Quand Charlot skiait et dansait à Saint-Moritz

Pierre Smolik, spécialiste romand de la vie et de l’œuvre de Charlie Chaplin.  | Michel Nussbaumer

Littérature
Essayiste de La Tour-de-Peilz, Pierre Smolik révèle le séjour dans les Alpes grisonnes de Charlie Chaplin à l’hiver 1931-1932. Une escapade en bonne compagnie.

Génie protéiforme du cinéma mondial, Charlie Chaplin a vécu les 25 dernières années de sa vie avec sa famille au Manoir de Ban à Corsier. Le père de Charlot, lunaire vagabond à la badine, s’y est éteint le 25 décembre 1977. Cet ultime quart de siècle est évidemment très documenté, que ce soit sur sa vie comme sur la continuation de son œuvre. Les livres sont légion.

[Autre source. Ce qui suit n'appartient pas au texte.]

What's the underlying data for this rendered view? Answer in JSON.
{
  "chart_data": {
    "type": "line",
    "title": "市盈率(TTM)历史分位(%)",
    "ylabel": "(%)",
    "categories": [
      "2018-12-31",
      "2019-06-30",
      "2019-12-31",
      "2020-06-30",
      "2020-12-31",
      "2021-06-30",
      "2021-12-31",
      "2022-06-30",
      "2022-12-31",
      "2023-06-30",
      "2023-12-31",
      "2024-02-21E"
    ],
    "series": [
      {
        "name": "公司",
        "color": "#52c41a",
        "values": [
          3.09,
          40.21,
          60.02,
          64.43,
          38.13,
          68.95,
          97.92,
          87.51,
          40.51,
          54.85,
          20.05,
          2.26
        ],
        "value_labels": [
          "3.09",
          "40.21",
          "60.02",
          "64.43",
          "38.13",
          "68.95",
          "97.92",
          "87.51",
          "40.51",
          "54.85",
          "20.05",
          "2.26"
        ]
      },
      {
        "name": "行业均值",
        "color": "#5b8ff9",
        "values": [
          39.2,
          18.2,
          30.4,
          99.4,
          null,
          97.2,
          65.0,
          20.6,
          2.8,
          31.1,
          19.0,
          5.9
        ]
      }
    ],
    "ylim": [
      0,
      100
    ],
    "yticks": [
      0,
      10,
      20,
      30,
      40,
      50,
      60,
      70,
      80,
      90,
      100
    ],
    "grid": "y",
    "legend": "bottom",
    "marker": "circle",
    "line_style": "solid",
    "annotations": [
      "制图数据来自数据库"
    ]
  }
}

Pierre Smolik en a d’ailleurs consacré deux très étayés au prestigieux hôte corsiéran: «Chaplin après Charlot» et «The Freak», le dernier film de Chaplin. Juriste et ancien spécialiste des médias à l’Office fédéral de la communication, l’auteur, qui réside à La Tour-de-Peilz, a aussi écrit sur Graham Greene et réalisé des documentaires sur divers artistes.

L’essayiste boéland a déterré une tranche de la vie de Chaplin peu, voire inconnue, du grand public. Une parenthèse de trois mois dans la vie du cinéaste, acteur et compositeur après la sortie des «Lumières sur la Ville», l’un de ses chefs-d’œuvre. Elle se déroule… en Suisse. L’écrivain en a tiré son dernier livre: «Charlie Chaplin à Saint-Moritz». L’Anglais, qui vit aux États-Unis, n’était pas enclin au départ, mais son demi-frère Sydney et son meilleur ami, l’acteur Douglas Fairbanks, parviennent à l’attirer dans la station hivernale la plus cotée au monde.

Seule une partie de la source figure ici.